Unrelated to the automated DNA analysis marketplace, Uniphase created two new products flowing from innovations discovered during the ATP-funded project. The first, a Blue Laser Module, was a stripped-down, inexpensive blue laser for tabletop applications within the biotechnology industry. The product represented an adaptation of an existing technique to meet cost pressures. It entered the marketplace in 1999 and sales ranged between $50,000 and $500,000 annually from 1999 to 2002. The second product was a specialized, low-noise blue laser for digital photo-finishing. This new product enhanced digital photo-finishing capabilities above and beyond other commercially available techniques. Uniphase introduced the product in 2000 and earned between $250,000 and $1 million annually from 2000 to 2002. The product made photo-finishing easier and cheaper than was previously possible.

Conclusion

In 1994, a joint venture led by Uniphase and Perkin-Elmer's Applied Biosystems Division sought to reduce the size, cost, and power requirements for the lasers used in DNA analysis. One goal of this ATP-funded project was to make DNA analysis machines accessible to more laboratories in the United States and abroad. The joint venture partners worked diligently for three years, but the expected cost savings on lasers for DNA analysis were not realized. However, the technical developments led JDS Uniphase to unanticipated new products, as well as a patent application, and led Perkin-Elmer to publish an article about the technology.

PROJECT HIGHLIGHTS
JDS Uniphase (formerly Uniphase Corporation) 

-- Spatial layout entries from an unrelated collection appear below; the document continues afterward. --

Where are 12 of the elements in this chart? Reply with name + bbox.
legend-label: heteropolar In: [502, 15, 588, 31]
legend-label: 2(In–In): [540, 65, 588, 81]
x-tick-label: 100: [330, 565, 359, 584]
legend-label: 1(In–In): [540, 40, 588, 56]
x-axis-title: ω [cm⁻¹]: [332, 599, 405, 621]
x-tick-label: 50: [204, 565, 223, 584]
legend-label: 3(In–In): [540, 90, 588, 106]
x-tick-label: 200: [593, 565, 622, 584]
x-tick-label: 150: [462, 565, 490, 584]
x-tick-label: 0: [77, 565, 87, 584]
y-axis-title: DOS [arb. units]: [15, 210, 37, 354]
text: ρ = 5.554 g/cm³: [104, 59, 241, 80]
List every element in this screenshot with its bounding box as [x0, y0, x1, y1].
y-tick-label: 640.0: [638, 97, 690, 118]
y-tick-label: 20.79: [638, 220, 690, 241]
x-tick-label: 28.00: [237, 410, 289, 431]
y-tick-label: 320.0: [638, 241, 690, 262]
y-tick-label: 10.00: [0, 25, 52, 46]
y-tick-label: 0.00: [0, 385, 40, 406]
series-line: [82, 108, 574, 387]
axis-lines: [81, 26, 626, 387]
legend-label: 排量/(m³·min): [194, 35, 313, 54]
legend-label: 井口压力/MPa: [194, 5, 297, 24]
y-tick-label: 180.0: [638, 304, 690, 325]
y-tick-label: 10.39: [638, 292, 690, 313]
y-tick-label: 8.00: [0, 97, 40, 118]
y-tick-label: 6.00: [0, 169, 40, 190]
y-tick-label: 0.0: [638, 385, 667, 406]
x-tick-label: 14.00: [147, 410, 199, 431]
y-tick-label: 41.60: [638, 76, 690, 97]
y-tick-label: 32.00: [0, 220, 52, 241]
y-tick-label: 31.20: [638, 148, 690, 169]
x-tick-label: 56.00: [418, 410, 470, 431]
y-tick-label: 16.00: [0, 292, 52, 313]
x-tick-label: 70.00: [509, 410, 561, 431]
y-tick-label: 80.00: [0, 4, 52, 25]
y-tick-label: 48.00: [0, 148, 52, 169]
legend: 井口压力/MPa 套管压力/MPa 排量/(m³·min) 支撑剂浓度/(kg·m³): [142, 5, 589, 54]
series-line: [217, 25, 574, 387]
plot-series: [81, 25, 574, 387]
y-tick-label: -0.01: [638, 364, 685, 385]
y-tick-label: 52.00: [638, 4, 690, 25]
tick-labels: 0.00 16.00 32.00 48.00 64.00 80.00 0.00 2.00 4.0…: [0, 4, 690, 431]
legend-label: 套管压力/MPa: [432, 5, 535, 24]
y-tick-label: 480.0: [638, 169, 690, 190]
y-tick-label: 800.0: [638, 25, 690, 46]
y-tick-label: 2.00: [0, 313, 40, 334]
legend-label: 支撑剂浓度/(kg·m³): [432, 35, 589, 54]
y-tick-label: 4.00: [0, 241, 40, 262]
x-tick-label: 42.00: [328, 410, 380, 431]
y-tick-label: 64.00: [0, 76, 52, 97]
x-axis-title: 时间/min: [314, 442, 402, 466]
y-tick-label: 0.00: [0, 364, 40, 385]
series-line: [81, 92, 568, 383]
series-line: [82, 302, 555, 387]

Project Title: The BioLaser: A Compact Blue Laser for DNA Diagnostics

Project: To develop a compact, efficient, and cheaper source of blue light for fluorescence-based diagnostic instruments and techniques for physicians and biomedical researchers.


Duration: 1/1/1995-12/31/1997
ATP Number: 94-05-0004

Funding (in thousands):
 
ATP Final Cost                $1,361    50%
Participant Final Cost        1,369    50%
Total                               $2,729


Accomplishments: Although the Uniphase/Perkin-Elmer team achieved partial technical success, they did not succeed in reducing the cost of lasers for DNA analysis applications enough to earn commercial acceptance. The companies did not pursue their research after the close of the ATP-funded project because a new DNA identification technology entered the field, the polymerase chain reaction. However, the following ancillary new products or product improvements resulted from the ATP-funded project:

The Blue Laser Module, an inexpensive blue-light laser for tabletop applications in the bioscience industry (a new product for Uniphase)

The MicroBlue SLM, a specialized laser for the digital photo-finishing marketplace (a new product for Uniphase)

The ATP-funded project also resulted in one patent application by Uniphase, as well as the following publication by Perkin-Elmer:

O'Neill, Michael D. "Sequencers Benefit from Solid State Detectors." Laser Focus World, October 1995: p. 135.  

Commercialization Status: The commercialization status is positive for the two ancillary products developed by JDS Uniphase. The Blue Laser Module reached the market in 1999 and has achieved sales as high as $500,000 per year. The MicroBlue SLM was first marketed in 2000 and generated $1 million in annual sales.


Outlook: The outlook for the two ancillary products flowing from the ATP-funded research is good. However, the outlook is poor for the blue-light, solid-state BioLaser that was the initial focus of the project.

Composite Performance Score: * *  

Focused Program: Tools for DNA Analysis, 1994

Company:
JDS Uniphase Corporation
1768 Automation Parkway
San Jose, CA 95131

Contact: Dr. Kevin Kalkhoven
Phone: (408) 434-1800

Applied Biosystems Division (formerly a division of Perkin-Elmer)
850 Lincoln Centre Drive
Foster City, CA 94404

Subcontractors:

Affymetrix
Santa Clara, CA

Molecular Dynamics
Cambridge, MA

New Focus, Inc.
Sunnyvale, CA

Research and data for Status Report 94-05-0004 were collected during September - October 2003.